People are hoping to alleviate those fears are jumping on a new trend: Really ridiculously small housing.
'Tiny Homes' are hitting the market. Generally under 300 square feet, under $30,000 and without reason for a mortgage; they're affordable, sustainable and hassle free, sort of.
The trend was born out of the housing crisis late in the last decade. People started building and buying smaller homes, then smaller, and smaller.
Eventually, a culture developed out of the practice. Websites and blogs started sprouting up and people got into cultivating development. Tiny houses became cool.
The Midwest Market
We like things big in the Midwest. Tiny homes haven't quite caught on as well as in areas like the east and west coasts, but there are people trying to get it started.
Tuesday morning, Johnny Spires with MorningView Homes and Cabins drove 400 miles to show us his custom built, 165 square foot home.
Spires and his mother started developing miniature housing some five years ago. The 165 sq ft house is there smallest with units up to 400 sq ft. and pricing from about $10,000 to $50,000 for the larger units (The one today goes for about $25,000, but he'll negotiate).
They market some of the units as sustainable housing, but others as hunting cabins or temporary shacks. Everything is furnished, insulated and built just like a normal home.
Because they found there was no local market, they literally bet the farm on this. Years ago, they mortgaged the family farm for collateral and have dumped savings into the project. It's been tough going, but they don't plan to leave Missouri.
Owning a Tiny Home
It's tricky. Most centralized metropolitan areas and municipalities have zoning laws and building codes that would prohibit something so small. Some may welcome the trend and relax their ordinances or provide special exemptions, but most won't.
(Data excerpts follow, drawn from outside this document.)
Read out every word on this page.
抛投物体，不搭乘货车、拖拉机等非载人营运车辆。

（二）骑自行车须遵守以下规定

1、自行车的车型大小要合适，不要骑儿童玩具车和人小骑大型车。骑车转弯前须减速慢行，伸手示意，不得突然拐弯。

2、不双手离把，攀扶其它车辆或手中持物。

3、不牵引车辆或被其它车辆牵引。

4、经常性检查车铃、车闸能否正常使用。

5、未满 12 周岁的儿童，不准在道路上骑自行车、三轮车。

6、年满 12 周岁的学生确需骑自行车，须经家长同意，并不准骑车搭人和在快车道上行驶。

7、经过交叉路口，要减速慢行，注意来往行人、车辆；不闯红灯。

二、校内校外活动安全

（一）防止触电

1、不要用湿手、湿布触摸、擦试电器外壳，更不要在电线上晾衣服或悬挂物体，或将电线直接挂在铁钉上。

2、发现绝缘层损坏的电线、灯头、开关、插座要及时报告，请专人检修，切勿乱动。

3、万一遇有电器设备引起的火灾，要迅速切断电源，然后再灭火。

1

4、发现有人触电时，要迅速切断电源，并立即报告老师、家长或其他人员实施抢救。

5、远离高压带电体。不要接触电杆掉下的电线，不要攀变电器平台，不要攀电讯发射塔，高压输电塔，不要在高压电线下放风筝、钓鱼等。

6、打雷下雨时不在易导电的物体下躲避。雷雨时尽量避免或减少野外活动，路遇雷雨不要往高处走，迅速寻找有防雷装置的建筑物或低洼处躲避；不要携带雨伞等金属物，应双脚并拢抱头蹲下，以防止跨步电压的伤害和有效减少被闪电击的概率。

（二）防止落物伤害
However, there is no state zoning law in Missouri. Meaning, while that dense 30-40% of the state will have enforced code regulation, some 60-70% of the rural areas won't.
If you're comfortable living "off the grid," a tiny house might work.
Others find more liberal communities or ways to either ignore the codes or subvert the laws. Adding wheels or specialized lots may give the home another status which make enforcement irrelevant or difficult.
Just remember: Every single municipality is different. And because this is so new, there are no set rules. Some places will be friendly, some won't.